The dissonance over tort reform-based solutions may be shifting reform efforts domestically towards a system not unlike that covered in our segment from Denmark.  Oregon Governor John Kitzhaber brought together lawyers and doctors to discuss how best to address medical malpractice in the state.  Kitzhaber says, “the groups have reached a deal that would among other things set up a mediation process aimed at avoiding costly court battles.” New legislation to set up such a process is in the works.
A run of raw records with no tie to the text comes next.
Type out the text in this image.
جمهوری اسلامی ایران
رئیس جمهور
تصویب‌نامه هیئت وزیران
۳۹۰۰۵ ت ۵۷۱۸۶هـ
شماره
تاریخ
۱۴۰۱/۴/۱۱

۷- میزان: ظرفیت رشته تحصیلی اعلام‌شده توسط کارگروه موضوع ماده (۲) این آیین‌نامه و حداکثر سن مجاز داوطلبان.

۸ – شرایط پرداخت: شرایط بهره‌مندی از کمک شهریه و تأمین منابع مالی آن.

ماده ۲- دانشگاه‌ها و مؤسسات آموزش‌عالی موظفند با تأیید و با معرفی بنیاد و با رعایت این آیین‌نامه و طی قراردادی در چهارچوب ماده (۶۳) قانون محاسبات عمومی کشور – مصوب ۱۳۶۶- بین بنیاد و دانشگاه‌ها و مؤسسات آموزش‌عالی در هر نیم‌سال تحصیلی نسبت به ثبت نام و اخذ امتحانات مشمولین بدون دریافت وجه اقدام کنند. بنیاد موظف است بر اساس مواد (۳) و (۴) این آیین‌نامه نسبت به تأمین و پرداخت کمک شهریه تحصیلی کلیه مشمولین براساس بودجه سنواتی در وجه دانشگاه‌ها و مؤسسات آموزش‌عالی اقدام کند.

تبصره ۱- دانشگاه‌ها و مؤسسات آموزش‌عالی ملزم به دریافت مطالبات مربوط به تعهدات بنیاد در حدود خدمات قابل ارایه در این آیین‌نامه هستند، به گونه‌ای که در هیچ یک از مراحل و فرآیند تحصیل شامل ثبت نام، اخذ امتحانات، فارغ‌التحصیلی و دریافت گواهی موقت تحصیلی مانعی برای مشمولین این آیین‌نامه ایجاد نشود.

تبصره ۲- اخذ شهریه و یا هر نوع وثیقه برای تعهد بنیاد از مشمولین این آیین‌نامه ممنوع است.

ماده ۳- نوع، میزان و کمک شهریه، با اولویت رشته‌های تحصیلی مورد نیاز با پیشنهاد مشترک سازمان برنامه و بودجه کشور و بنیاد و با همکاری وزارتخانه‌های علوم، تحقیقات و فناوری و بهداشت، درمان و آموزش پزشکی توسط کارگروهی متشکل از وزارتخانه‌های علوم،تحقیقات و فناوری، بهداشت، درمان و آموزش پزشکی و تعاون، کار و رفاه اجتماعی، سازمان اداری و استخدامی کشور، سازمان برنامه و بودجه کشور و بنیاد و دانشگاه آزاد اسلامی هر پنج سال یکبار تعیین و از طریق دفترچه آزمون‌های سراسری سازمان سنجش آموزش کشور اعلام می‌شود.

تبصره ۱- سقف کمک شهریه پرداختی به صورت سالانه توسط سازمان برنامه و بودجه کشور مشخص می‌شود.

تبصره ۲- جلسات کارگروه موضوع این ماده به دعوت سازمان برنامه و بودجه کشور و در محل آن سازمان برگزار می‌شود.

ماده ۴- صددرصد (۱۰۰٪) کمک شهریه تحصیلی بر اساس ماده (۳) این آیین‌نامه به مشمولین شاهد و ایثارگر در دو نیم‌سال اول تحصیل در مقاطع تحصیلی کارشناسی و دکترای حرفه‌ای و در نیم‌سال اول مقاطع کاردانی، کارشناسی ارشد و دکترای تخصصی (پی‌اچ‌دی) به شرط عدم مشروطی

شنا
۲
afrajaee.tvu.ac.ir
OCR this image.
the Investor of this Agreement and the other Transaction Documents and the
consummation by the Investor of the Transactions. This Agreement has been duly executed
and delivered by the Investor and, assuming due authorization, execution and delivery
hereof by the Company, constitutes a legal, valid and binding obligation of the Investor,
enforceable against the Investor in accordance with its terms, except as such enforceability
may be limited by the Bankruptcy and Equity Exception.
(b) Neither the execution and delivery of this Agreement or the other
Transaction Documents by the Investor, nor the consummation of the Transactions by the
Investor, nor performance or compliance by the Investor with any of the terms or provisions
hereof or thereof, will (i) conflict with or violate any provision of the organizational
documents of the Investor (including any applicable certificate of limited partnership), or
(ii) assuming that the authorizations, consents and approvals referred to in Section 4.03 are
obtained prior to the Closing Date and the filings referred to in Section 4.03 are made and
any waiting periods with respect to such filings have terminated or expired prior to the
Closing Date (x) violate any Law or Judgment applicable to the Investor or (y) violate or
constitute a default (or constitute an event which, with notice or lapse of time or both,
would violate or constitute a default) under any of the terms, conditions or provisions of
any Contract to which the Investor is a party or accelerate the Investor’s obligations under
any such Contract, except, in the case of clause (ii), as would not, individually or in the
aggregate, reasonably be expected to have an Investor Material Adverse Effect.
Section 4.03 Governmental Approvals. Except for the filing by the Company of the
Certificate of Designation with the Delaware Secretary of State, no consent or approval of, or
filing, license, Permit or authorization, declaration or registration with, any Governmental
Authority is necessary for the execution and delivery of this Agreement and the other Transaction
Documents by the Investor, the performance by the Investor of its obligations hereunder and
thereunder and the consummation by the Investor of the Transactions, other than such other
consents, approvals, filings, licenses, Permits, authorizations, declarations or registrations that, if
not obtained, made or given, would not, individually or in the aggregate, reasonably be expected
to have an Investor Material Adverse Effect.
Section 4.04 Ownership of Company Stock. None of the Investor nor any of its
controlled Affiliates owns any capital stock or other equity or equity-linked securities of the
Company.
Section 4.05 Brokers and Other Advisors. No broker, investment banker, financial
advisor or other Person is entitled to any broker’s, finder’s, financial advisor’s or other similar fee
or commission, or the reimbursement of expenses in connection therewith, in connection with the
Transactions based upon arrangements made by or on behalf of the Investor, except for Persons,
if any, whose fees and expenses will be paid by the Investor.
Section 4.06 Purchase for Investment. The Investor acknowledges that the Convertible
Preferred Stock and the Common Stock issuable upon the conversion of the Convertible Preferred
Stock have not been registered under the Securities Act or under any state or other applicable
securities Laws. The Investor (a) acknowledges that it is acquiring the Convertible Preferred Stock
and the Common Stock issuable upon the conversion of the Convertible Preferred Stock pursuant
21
Oregon’s approach is based on policies the University of Michigan has implemented within their health system. The Michigan Claims Management Model, or “disclosure, apology and offer,” is designed to resolve malpractice issues before they ever get to court. Developed over the span of a decade, the Model puts both medical staff and patients in the forefront.  When patients believe a medical error has occurred, the university undertakes “a peer review to see if there was indeed an error and to learn if anything should be changed in its processes.” Additionally, the dialogue between patient and doctor is “open“; “health system doctors and officials meet with patients and their families, and if they believe an error truly did occur, admit what took place and apologize.” According to the Journal of Health and Life Sciences Law reported in The Michigan Daily, claims in the system dropped from 136 in 1999 to 61 in 2006.

Could this be the beginning of national shift in our approach to medical malpractice? It is certainly too soon to tell, but thoughtful reforms that bring disparate and often polarizing stakeholders together in resolution may just solve both the financial and emotional stress of medical malpractice.